ATHENS (Reuters) - Greece’s tourism revenues may plunge up to 15 percent this year, an industry official said on Wednesday, as holidaymakers spooked by concerns the country may leave the euro zone switch to other destinations.
Accounting for about 15 percent of output and one in five jobs, tourism is vital for Greece’s economy. But the gloomy forecast punctures any hopes that the country’s ancient monuments and sun-drenched islands might be able to pull the recession-mired economy out of crisis.
“We will see a considerable drop in tourism income,” the head of Greece’s tourism enterprises association SETE, Andreas Andreadis, told Reuters. “A negative number...something like 10-15 percent.”
In 2011, revenues rose by 10 percent to 10.5 billion euros.
About 1.5 million more tourists visited the country then, largely due to lower fares and political turmoil in rival holiday destinations Egypt and Tunisia, bringing the total number of visitors to a record high of 16.5 million.
But speculation about a Greek euro exit following an inconclusive election last month, as well as fears that social unrest could break out, have scared many tourists off.

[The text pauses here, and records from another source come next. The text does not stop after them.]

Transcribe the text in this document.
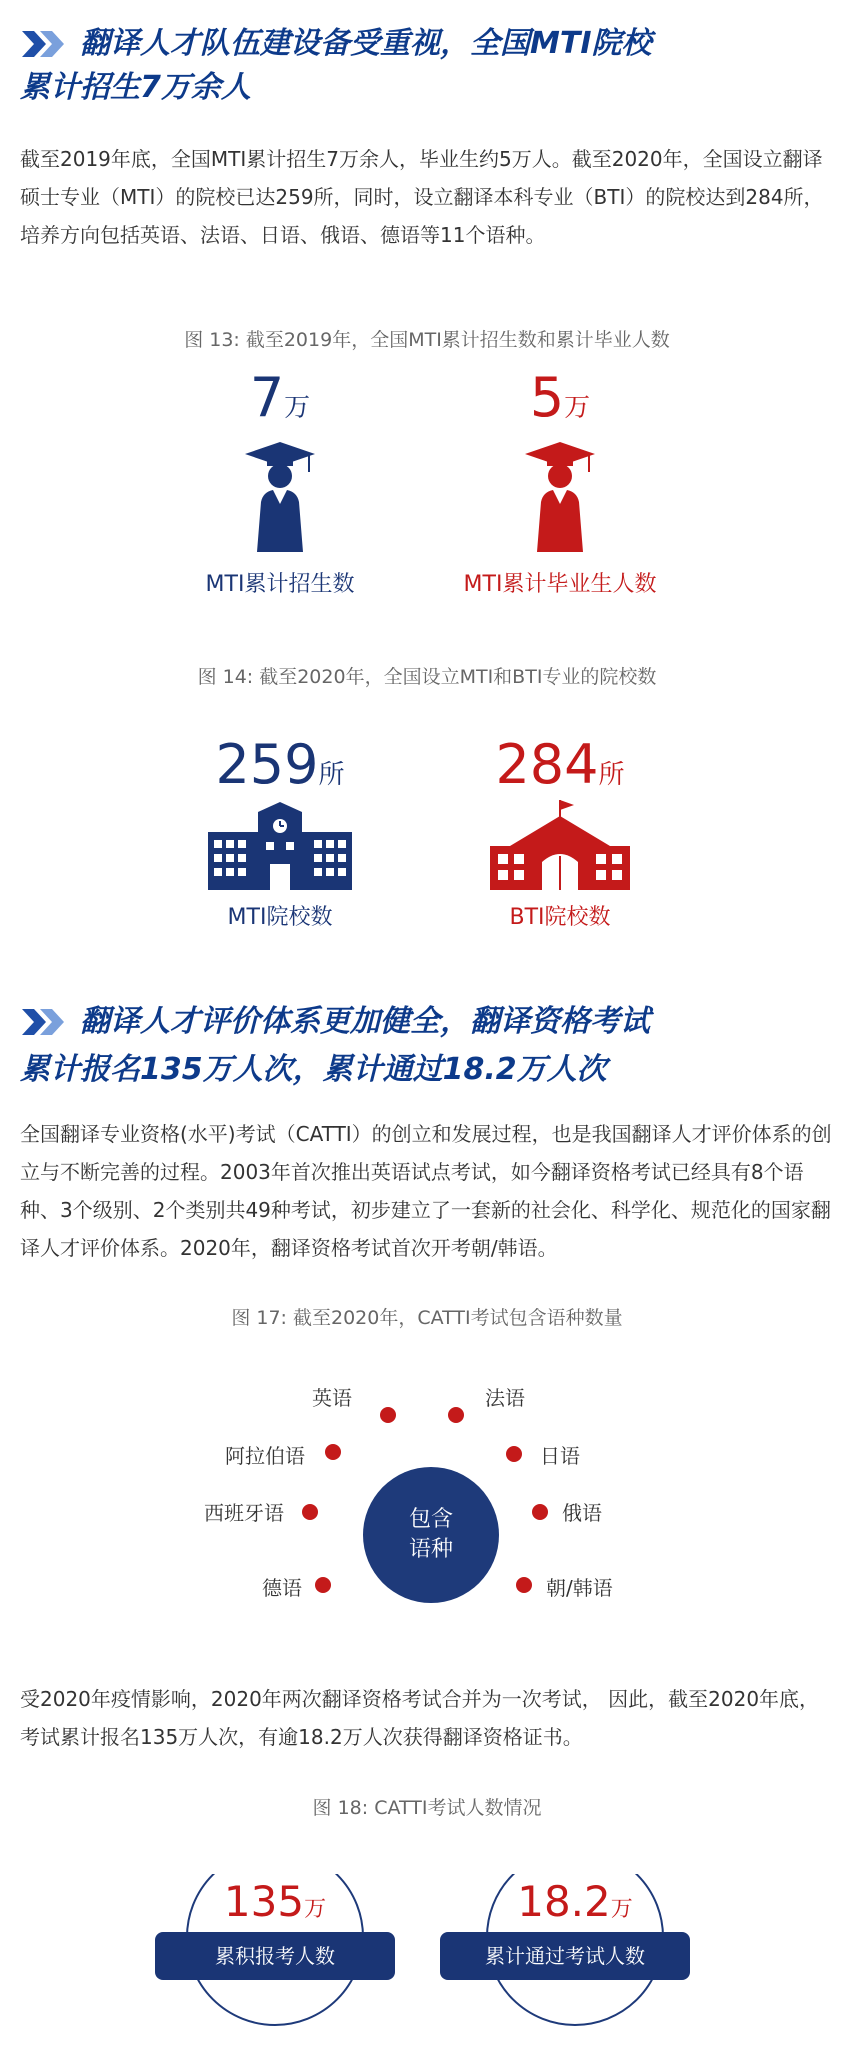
翻译人才队伍建设备受重视，全国MTI院校
累计招生7万余人
截至2019年底，全国MTI累计招生7万余人，毕业生约5万人。截至2020年，全国设立翻译硕士专业（MTI）的院校已达259所，同时，设立翻译本科专业（BTI）的院校达到284所，培养方向包括英语、法语、日语、俄语、德语等11个语种。
图 13: 截至2019年，全国MTI累计招生数和累计毕业人数
7万	5万
MTI累计招生数	MTI累计毕业生人数
图 14: 截至2020年，全国设立MTI和BTI专业的院校数
259所	284所
MTI院校数	BTI院校数
翻译人才评价体系更加健全，翻译资格考试
累计报名135万人次，累计通过18.2万人次
全国翻译专业资格(水平)考试（CATTI）的创立和发展过程，也是我国翻译人才评价体系的创立与不断完善的过程。2003年首次推出英语试点考试，如今翻译资格考试已经具有8个语种、3个级别、2个类别共49种考试，初步建立了一套新的社会化、科学化、规范化的国家翻译人才评价体系。2020年，翻译资格考试首次开考朝/韩语。
图 17: 截至2020年，CATTI考试包含语种数量
包含
语种
英语	法语
阿拉伯语	日语
西班牙语	俄语
德语	朝/韩语
受2020年疫情影响，2020年两次翻译资格考试合并为一次考试， 因此，截至2020年底，考试累计报名135万人次，有逾18.2万人次获得翻译资格证书。
图 18: CATTI考试人数情况
135万
累积报考人数
18.2万
累计通过考试人数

With the summer season just getting under way, a repeat election on June 17 that may determine whether Greece retains the common currency has also spooked hoteliers and travel agents, who have slashed prices to try to attract last-minute bookings.

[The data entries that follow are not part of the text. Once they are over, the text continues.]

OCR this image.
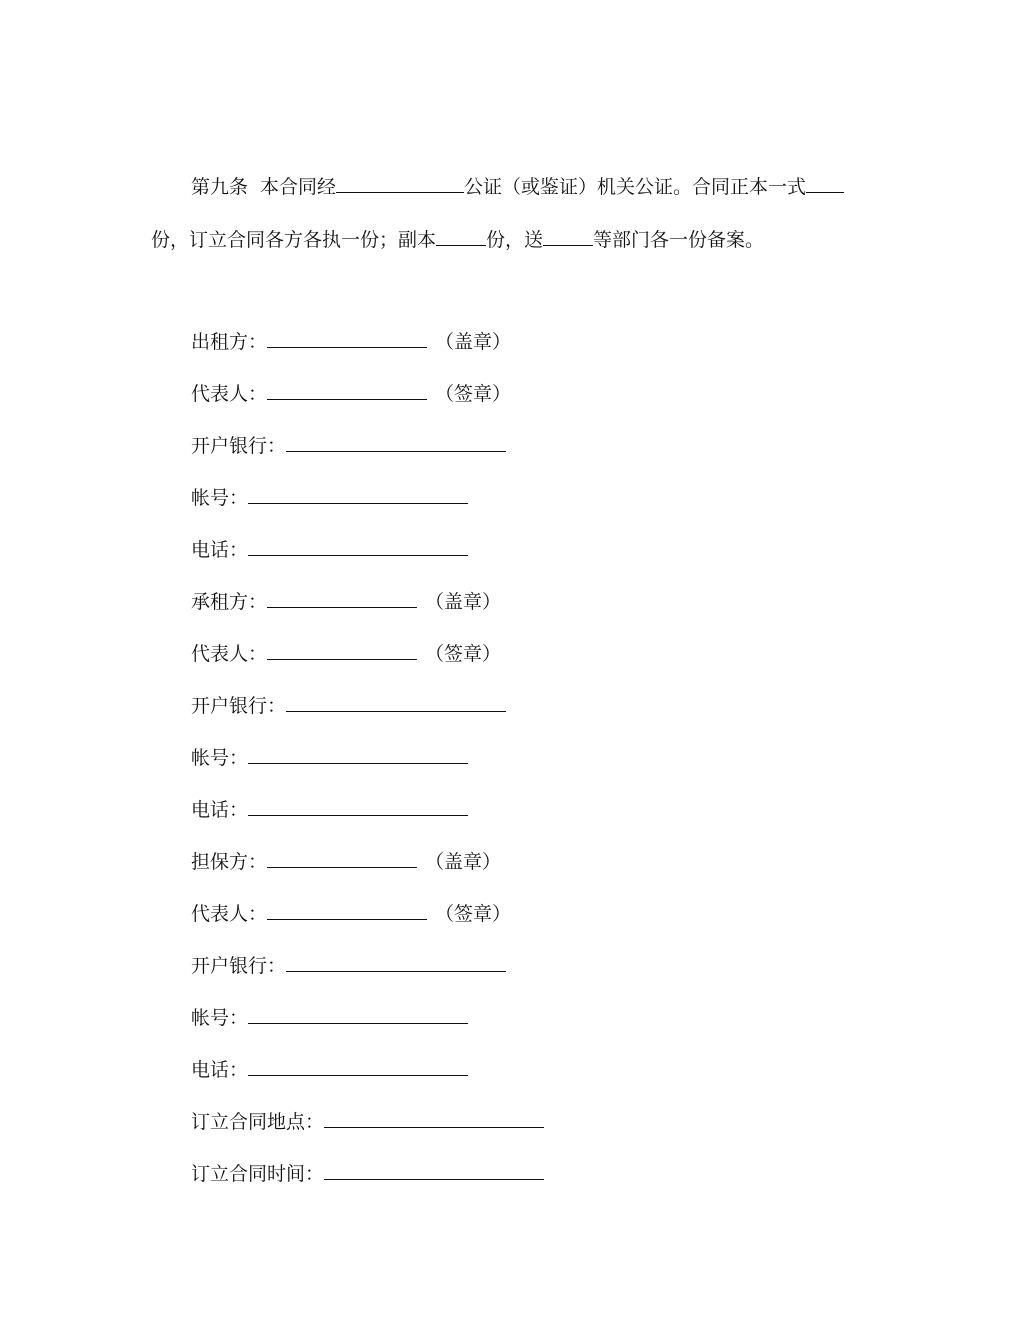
第九条 本合同经	公证（或鉴证）机关公证。合同正本一式
份，订立合同各方各执一份；副本	份，送	等部门各一份备案。
出租方：	（盖章）
代表人：	（签章）
开户银行：
帐号：
电话：
承租方：	（盖章）
代表人：	（签章）
开户银行：
帐号：
电话：
担保方：	（盖章）
代表人：	（签章）
开户银行：
帐号：
电话：
订立合同地点：
订立合同时间：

“We won’t achieve the same income as last year because we are forced to reduce prices,” said Andreadis, in an interview on the sidelines of a tourism conference. “Greece is the best value-for-money ever because of the crisis.”
Some Germans - a nationality that along with Britons has traditionally come to Greece in larger numbers than any other - are staying away due to reports of anti-German sentiment and fears of being stranded by anti-austerity strikes.
Greece expects more visitors from Russia, Ukraine, Israel and its tourist rival Turkey, but there is little hope that these markets will make up for lost income.
Tourism revenues dropped by 15 percent in the first quarter to 396 million euros.